How the Diocese of Rochester has maintained anti-slavery momentum despite the pandemic

6th May 2021 | Diocese

Since the Pandemic kicked in, the team in Rochester has had to constantly pivot – sometimes changing focus, other times evolving initiatives to meet emerging needs and Government guidelines.

The Clewer Initiative

Caroline Clarke is the Community Engagement Social Action Team Lead for the Diocese of Rochester.

Over the last seven years, she has worked tirelessly to link churches, communities, agencies, local authorities, and volunteers together to meet local needs for the common good and enable communities to flourish.

Since the Pandemic kicked in, the team in Rochester has had to constantly pivot – sometimes changing focus, other times evolving initiatives to meet emerging needs and Government guidelines. We interviewed her about her experience over the last year.

What does your role entail?

It is mainly about working in partnership with church volunteers, agencies, and local authorities to enable the church to be Jesus’ hands and feet in our communities. We aim to support churches as they share their love, concern and skills in a way that helps communities to thrive. The church is great in bringing people together. My role is also about helping volunteers provide support for the most disadvantaged in our communities and seeking to bring change in society. I work closely with The Clewer Initiative and GLAA to enable our Anti-Slavery Teams to provide training on how to spot signs of modern slavery and get involved in supporting victims.

How did the Covid Pandemic affect your work?

Initially, lots of the work we were involved with had to adapt or stop but quite quickly we began to spot new opportunities. At the start of 2020, we had two teams who were in the process of completing training with The Clewer Initiative and GLAA. They were really engaged and committed to the cause so when Covid hit, we simply moved the training on to zoom.

During the first lockdown, the team of volunteers liaised with the Police and helped to connect known victims and vulnerable people with local food banks. Some of our night shelters became hostels and others made cooked meals for homeless people who had been provided accommodation by the local authority. We also kept writing our regular newsletters to inform our network about activity taking place and prioritised our volunteer training. One of our modern slavery champions even started a new blog -

During the lockdowns, as the Government guidelines were published, some of our community hubs were able to become ‘closed support groups’ and provide support for the most vulnerable, in a Covid-secure way. This required lots of flexibility and a willingness to change and adapt.

I try to look for the blessed silver linings in a situation and believe the opportunity to upskill our volunteers has been a real positive in 2020/2021. As health professionals began talking about the mental health tsunami that was brewing because of the lockdown, we decided to act and provide bespoke training for our volunteers. We established a partnership with MIND and offered our volunteers access to the England Mental Health First Aid Certificate course. Since November 2020, 113 clergy and volunteers have qualified as Mental Health First Aiders and we think this extra support and training will be vital when more of our face-to-face work can resume. Our volunteers are the backbone of everything we do, and they need to be able to support people with poor mental health and signpost them to the right support.

In the last few months, we have developed this further by offering bereavement training to our volunteers. We want to equip them to support the many people who have recently experienced loss. So far, 36 people have attended the bereavement training. While none of these courses focus explicitly on modern slavery, we know that many victims struggle with poor mental health and feelings of loss, and we believe that the training will prove invaluable as projects reopen.

What would you say to someone who is feel daunted about re-engaging volunteers and getting action established again?

We have focused on finding and training up people in our Diocese who are passionate about eradicating modern slavery and empowering them to pioneer action. To formalise this and show what a priority it is, we commissioned 22 modern slavery champions at a special service at the Cathedral in 2018.

There are other small things you can do that can create momentum. For example, get a bundle of The Clewer Initiative’s leaflets and posters delivered to every church. Alternatively, you can invite the GLAA to give a talk on labour exploitation and what to do if you suspect someone is being exploited. Working with other organisations to put on an event is a brilliant way to kickstart an awareness raising campaign.

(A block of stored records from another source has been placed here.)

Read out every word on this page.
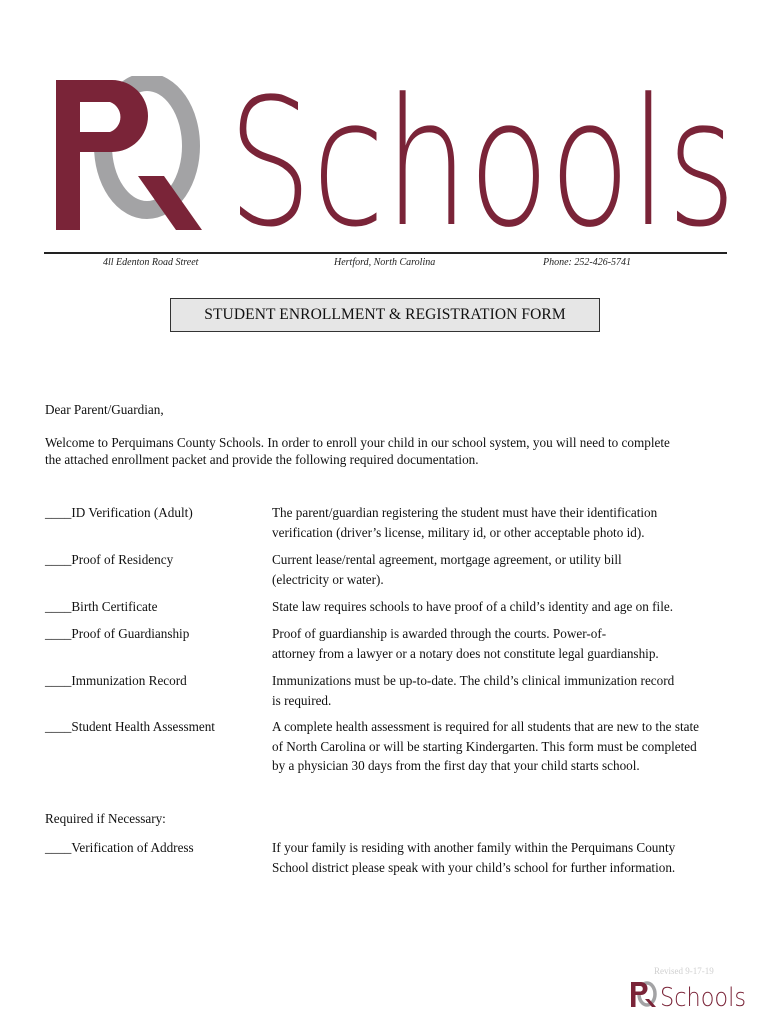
Schools
4ll Edenton Road Street	Hertford, North Carolina	Phone: 252-426-5741
STUDENT ENROLLMENT & REGISTRATION FORM
Dear Parent/Guardian,
Welcome to Perquimans County Schools. In order to enroll your child in our school system, you will need to complete
the attached enrollment packet and provide the following required documentation.
____ID Verification (Adult)	The parent/guardian registering the student must have their identification
verification (driver’s license, military id, or other acceptable photo id).
____Proof of Residency	Current lease/rental agreement, mortgage agreement, or utility bill
(electricity or water).
____Birth Certificate	State law requires schools to have proof of a child’s identity and age on file.
____Proof of Guardianship	Proof of guardianship is awarded through the courts. Power-of-
attorney from a lawyer or a notary does not constitute legal guardianship.
____Immunization Record	Immunizations must be up-to-date. The child’s clinical immunization record
is required.
____Student Health Assessment	A complete health assessment is required for all students that are new to the state
of North Carolina or will be starting Kindergarten. This form must be completed
by a physician 30 days from the first day that your child starts school.
Required if Necessary:
____Verification of Address	If your family is residing with another family within the Perquimans County
School district please speak with your child’s school for further information.
Revised 9-17-19
Schools
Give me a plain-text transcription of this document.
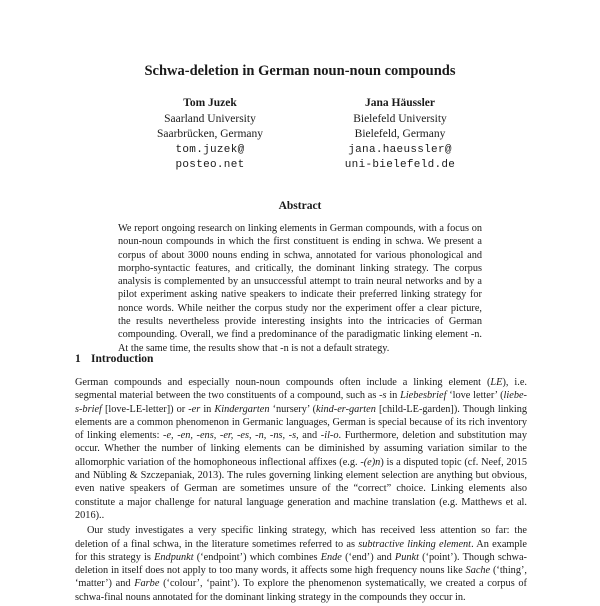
Schwa-deletion in German noun-noun compounds
Tom Juzek
Saarland University
Saarbrücken, Germany
tom.juzek@
posteo.net
Jana Häussler
Bielefeld University
Bielefeld, Germany
jana.haeussler@
uni-bielefeld.de
Abstract

We report ongoing research on linking elements in German compounds, with a focus on noun-noun compounds in which the first constituent is ending in schwa. We present a corpus of about 3000 nouns ending in schwa, annotated for various phonological and morpho-syntactic features, and critically, the dominant linking strategy. The corpus analysis is complemented by an unsuccessful attempt to train neural networks and by a pilot experiment asking native speakers to indicate their preferred linking strategy for nonce words. While neither the corpus study nor the experiment offer a clear picture, the results nevertheless provide interesting insights into the intricacies of German compounding. Overall, we find a predominance of the paradigmatic linking element -n. At the same time, the results show that -n is not a default strategy.

1 Introduction

German compounds and especially noun-noun compounds often include a linking element (LE), i.e. segmental material between the two constituents of a compound, such as -s in Liebesbrief ‘love letter’ (liebe-s-brief [love-LE-letter]) or -er in Kindergarten ‘nursery’ (kind-er-garten [child-LE-garden]). Though linking elements are a common phenomenon in Germanic languages, German is special because of its rich inventory of linking elements: -e, -en, -ens, -er, -es, -n, -ns, -s, and -il-o. Furthermore, deletion and substitution may occur. Whether the number of linking elements can be diminished by assuming variation similar to the allomorphic variation of the homophoneous inflectional affixes (e.g. -(e)n) is a disputed topic (cf. Neef, 2015 and Nübling & Szczepaniak, 2013). The rules governing linking element selection are anything but obvious, even native speakers of German are sometimes unsure of the “correct” choice. Linking elements also constitute a major challenge for natural language generation and machine translation (e.g. Matthews et al. 2016)..

Our study investigates a very specific linking strategy, which has received less attention so far: the deletion of a final schwa, in the literature sometimes referred to as subtractive linking element. An example for this strategy is Endpunkt (‘endpoint’) which combines Ende (‘end’) and Punkt (‘point’). Though schwa-deletion in itself does not apply to too many words, it affects some high frequency nouns like Sache (‘thing’, ‘matter’) and Farbe (‘colour’, ‘paint’). To explore the phenomenon systematically, we created a corpus of schwa-final nouns annotated for the dominant linking strategy in the compounds they occur in.
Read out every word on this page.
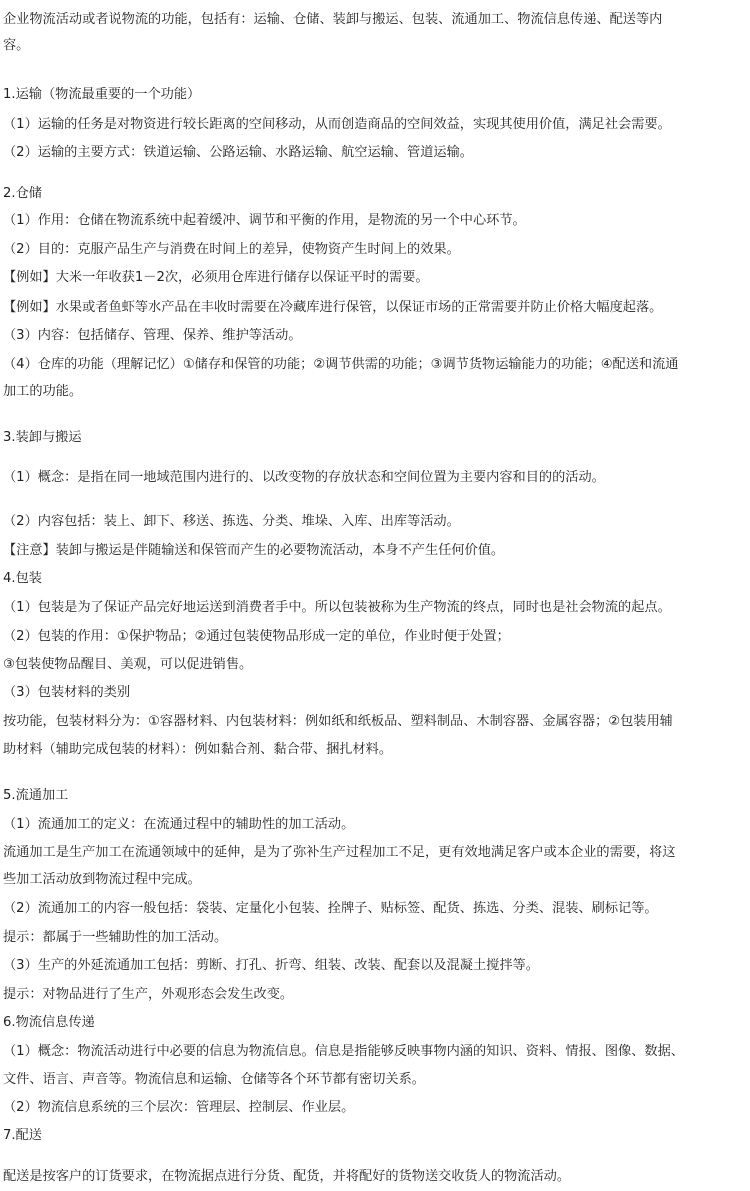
企业物流活动或者说物流的功能，包括有：运输、仓储、装卸与搬运、包装、流通加工、物流信息传递、配送等内
容。
1.运输（物流最重要的一个功能）
（1）运输的任务是对物资进行较长距离的空间移动，从而创造商品的空间效益，实现其使用价值，满足社会需要。
（2）运输的主要方式：铁道运输、公路运输、水路运输、航空运输、管道运输。
2.仓储
（1）作用：仓储在物流系统中起着缓冲、调节和平衡的作用，是物流的另一个中心环节。
（2）目的：克服产品生产与消费在时间上的差异，使物资产生时间上的效果。
【例如】大米一年收获1－2次，必须用仓库进行储存以保证平时的需要。
【例如】水果或者鱼虾等水产品在丰收时需要在冷藏库进行保管，以保证市场的正常需要并防止价格大幅度起落。
（3）内容：包括储存、管理、保养、维护等活动。
（4）仓库的功能（理解记忆）①储存和保管的功能；②调节供需的功能；③调节货物运输能力的功能；④配送和流通
加工的功能。
3.装卸与搬运
（1）概念：是指在同一地域范围内进行的、以改变物的存放状态和空间位置为主要内容和目的的活动。
（2）内容包括：装上、卸下、移送、拣选、分类、堆垛、入库、出库等活动。
【注意】装卸与搬运是伴随输送和保管而产生的必要物流活动，本身不产生任何价值。
4.包装
（1）包装是为了保证产品完好地运送到消费者手中。所以包装被称为生产物流的终点，同时也是社会物流的起点。
（2）包装的作用：①保护物品；②通过包装使物品形成一定的单位，作业时便于处置；
③包装使物品醒目、美观，可以促进销售。
（3）包装材料的类别
按功能，包装材料分为：①容器材料、内包装材料：例如纸和纸板品、塑料制品、木制容器、金属容器；②包装用辅
助材料（辅助完成包装的材料）：例如黏合剂、黏合带、捆扎材料。
5.流通加工
（1）流通加工的定义：在流通过程中的辅助性的加工活动。
流通加工是生产加工在流通领域中的延伸，是为了弥补生产过程加工不足，更有效地满足客户或本企业的需要，将这
些加工活动放到物流过程中完成。
（2）流通加工的内容一般包括：袋装、定量化小包装、拴牌子、贴标签、配货、拣选、分类、混装、刷标记等。
提示：都属于一些辅助性的加工活动。
（3）生产的外延流通加工包括：剪断、打孔、折弯、组装、改装、配套以及混凝土搅拌等。
提示：对物品进行了生产，外观形态会发生改变。
6.物流信息传递
（1）概念：物流活动进行中必要的信息为物流信息。信息是指能够反映事物内涵的知识、资料、情报、图像、数据、
文件、语言、声音等。物流信息和运输、仓储等各个环节都有密切关系。
（2）物流信息系统的三个层次：管理层、控制层、作业层。
7.配送
配送是按客户的订货要求，在物流据点进行分货、配货，并将配好的货物送交收货人的物流活动。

Over the last year, many people have come forward to volunteer on projects but as some of those opportunities close, they might be looking for new roles. It is a great time to get in touch with your network and find out who has capacity.

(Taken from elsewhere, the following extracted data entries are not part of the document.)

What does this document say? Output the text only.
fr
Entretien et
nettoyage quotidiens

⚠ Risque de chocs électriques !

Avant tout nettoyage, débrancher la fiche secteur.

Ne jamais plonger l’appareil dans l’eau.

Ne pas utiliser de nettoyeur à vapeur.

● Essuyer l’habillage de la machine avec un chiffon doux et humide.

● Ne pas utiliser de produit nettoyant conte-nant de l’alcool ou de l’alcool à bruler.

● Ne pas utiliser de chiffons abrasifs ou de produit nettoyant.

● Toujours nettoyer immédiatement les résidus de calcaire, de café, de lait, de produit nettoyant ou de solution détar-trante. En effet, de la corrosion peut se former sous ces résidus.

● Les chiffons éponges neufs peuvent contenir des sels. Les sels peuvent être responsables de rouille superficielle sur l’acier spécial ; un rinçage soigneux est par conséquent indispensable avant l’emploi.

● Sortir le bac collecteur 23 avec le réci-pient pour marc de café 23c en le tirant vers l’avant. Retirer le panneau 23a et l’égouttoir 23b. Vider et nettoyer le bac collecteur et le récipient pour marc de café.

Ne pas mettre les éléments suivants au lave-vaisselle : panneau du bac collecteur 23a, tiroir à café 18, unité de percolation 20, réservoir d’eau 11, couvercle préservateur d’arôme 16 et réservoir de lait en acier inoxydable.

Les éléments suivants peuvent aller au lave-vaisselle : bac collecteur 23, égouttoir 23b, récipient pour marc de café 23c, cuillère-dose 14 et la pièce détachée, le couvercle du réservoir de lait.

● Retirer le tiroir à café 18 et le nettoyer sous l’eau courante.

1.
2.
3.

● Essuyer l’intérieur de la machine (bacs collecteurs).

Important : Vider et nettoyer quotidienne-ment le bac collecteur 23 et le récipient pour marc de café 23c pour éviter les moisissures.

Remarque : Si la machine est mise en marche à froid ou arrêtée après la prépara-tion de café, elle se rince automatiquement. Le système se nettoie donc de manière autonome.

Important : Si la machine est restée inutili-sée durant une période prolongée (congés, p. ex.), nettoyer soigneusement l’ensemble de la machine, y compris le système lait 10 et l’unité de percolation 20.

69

What has been difficult about sustaining things this year?

Understandably, many people’s thoughts have turned inwards and focused on their own survival. Many volunteers have been shielding or became heavily involved in the massive move of the local church onto zoom, which has been very successful in supporting hundreds of people.

Despite all that we have faced this year, we have got through it together. We have prayed lots and our volunteers have been amazing.

I think once you know the facts about modern slavery, it is hard to turn a blind eye. The suffering of victims is so extreme that you feel compelled to do something as your actions could save a life. That is why we are passionate about passing on the facts about modern slavery. We trust that as we do so people will naturally be horrified and want to know what they can do to join the fight.